SREP – Aufsichtlicher Überprüfungs- und Bewertungsprozess
Eine der wichtigsten Aufgaben der Bankenaufsicht liegt darin, die nachhaltige Überlebensfähigkeit der Banken sicherzustellen. Dazu benötigt jede Bank insbesondere:
- ein leistungsfähiges Geschäftsmodell,
- ein der Geschäftstätigkeit entsprechendes Risikomanagement,
- eine solide Kapitalsituation und
- eine ausreichende Liquidität sowie eine stabile Refinanzierung.
Diese vier Hauptfaktoren werden im Rahmen des jährlichen aufsichtlichen Überprüfungs- und Bewertungsprozesses (Supervisory Review and Evaluation Process, SREP) – unter Berücksichtigung einer mehrjährigen Betrachtung (multi-year assessment, MYA) – einer Beurteilung unterzogen. Das bedeutet, dass Risiken der Banken zwar ganzheitlich bewertet werden, jedoch in unterschiedlicher Intensität und ggf. zu einem späteren Zeitpunkt – gemäß dem Risikotoleranzrahmen (risk tolerance framework, RTF).

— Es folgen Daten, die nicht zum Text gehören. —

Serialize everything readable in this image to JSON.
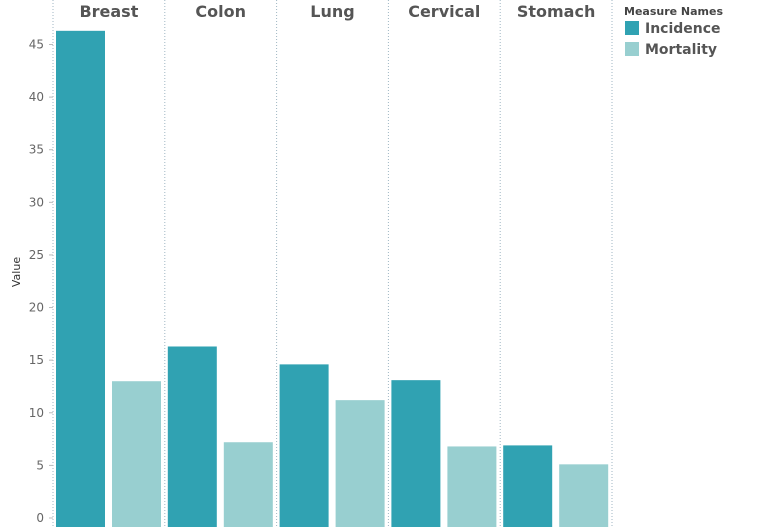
{
  "chart_data": {
    "type": "bar",
    "title": "",
    "xlabel": "",
    "ylabel": "Value",
    "ylim": [
      0,
      46.5
    ],
    "yticks": [
      0,
      5,
      10,
      15,
      20,
      25,
      30,
      35,
      40,
      45
    ],
    "categories": [
      "Breast",
      "Colon",
      "Lung",
      "Cervical",
      "Stomach"
    ],
    "series": [
      {
        "name": "Incidence",
        "color": "#30a2b2",
        "values": [
          46.3,
          16.3,
          14.6,
          13.1,
          6.9
        ]
      },
      {
        "name": "Mortality",
        "color": "#98cfd0",
        "values": [
          13.0,
          7.2,
          11.2,
          6.8,
          5.1
        ]
      }
    ],
    "legend": {
      "title": "Measure Names",
      "position": "top-right"
    },
    "grid": false
  }
}
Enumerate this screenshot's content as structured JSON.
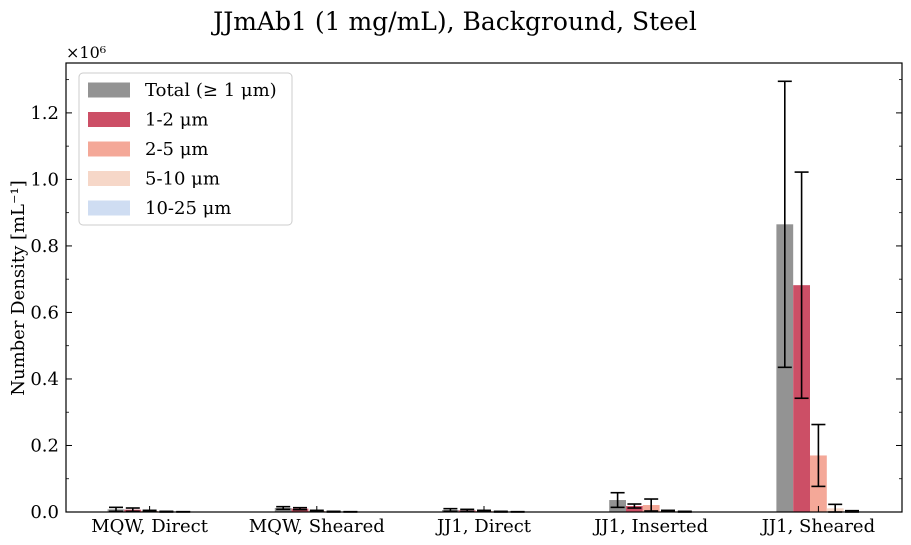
{
  "chart_data": {
    "type": "bar",
    "title": "JJmAb1 (1 mg/mL), Background, Steel",
    "ylabel": "Number Density [mL⁻¹]",
    "xlabel": "",
    "y_multiplier_label": "×10⁶",
    "ylim": [
      0,
      1.35
    ],
    "yticks": [
      0.0,
      0.2,
      0.4,
      0.6,
      0.8,
      1.0,
      1.2
    ],
    "ytick_labels": [
      "0.0",
      "0.2",
      "0.4",
      "0.6",
      "0.8",
      "1.0",
      "1.2"
    ],
    "categories": [
      "MQW, Direct",
      "MQW, Sheared",
      "JJ1, Direct",
      "JJ1, Inserted",
      "JJ1, Sheared"
    ],
    "series": [
      {
        "name": "Total (≥ 1 μm)",
        "color": "#939393",
        "values": [
          0.008,
          0.012,
          0.006,
          0.036,
          0.865
        ],
        "errors": [
          0.006,
          0.004,
          0.004,
          0.022,
          0.43
        ]
      },
      {
        "name": "1-2 μm",
        "color": "#cc4f66",
        "values": [
          0.007,
          0.01,
          0.005,
          0.018,
          0.682
        ],
        "errors": [
          0.005,
          0.003,
          0.003,
          0.006,
          0.34
        ]
      },
      {
        "name": "2-5 μm",
        "color": "#f4a898",
        "values": [
          0.003,
          0.003,
          0.003,
          0.021,
          0.17
        ],
        "errors": [
          0.002,
          0.002,
          0.002,
          0.018,
          0.093
        ]
      },
      {
        "name": "5-10 μm",
        "color": "#f6d7c8",
        "values": [
          0.001,
          0.001,
          0.001,
          0.003,
          0.011
        ],
        "errors": [
          0.001,
          0.001,
          0.001,
          0.002,
          0.012
        ]
      },
      {
        "name": "10-25 μm",
        "color": "#cfddf2",
        "values": [
          0.0005,
          0.0005,
          0.0005,
          0.001,
          0.002
        ],
        "errors": [
          0.0005,
          0.0005,
          0.0005,
          0.001,
          0.002
        ]
      }
    ],
    "legend_position": "upper-left",
    "grid": false
  }
}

Was wird in den einzelnen SREP-Elementen analysiert?
1. Die Beurteilung des Geschäftsmodells umfasst unter anderem das Kerngeschäft der Bank, das wirtschaftliche Umfeld und den Finanzplan. Dabei stehen die ausreichende Profitabilität, aber auch die Nachhaltigkeit des Geschäftsmodells im Fokus. So soll sichergestellt werden, dass die Banken potenzielle oder bestehende Kapitallücken aus eigener Kraft schließen können. Wird im Rahmen der aufsichtlichen Überprüfung festgestellt, dass Mängel im Geschäftsmodell bestehen oder eine geplante Umstrukturierung zu einer Verschlechterung der finanziellen Situation führen könnte, werden mit der Bank mögliche Maßnahmen diskutiert und gegebenenfalls vorgeschrieben.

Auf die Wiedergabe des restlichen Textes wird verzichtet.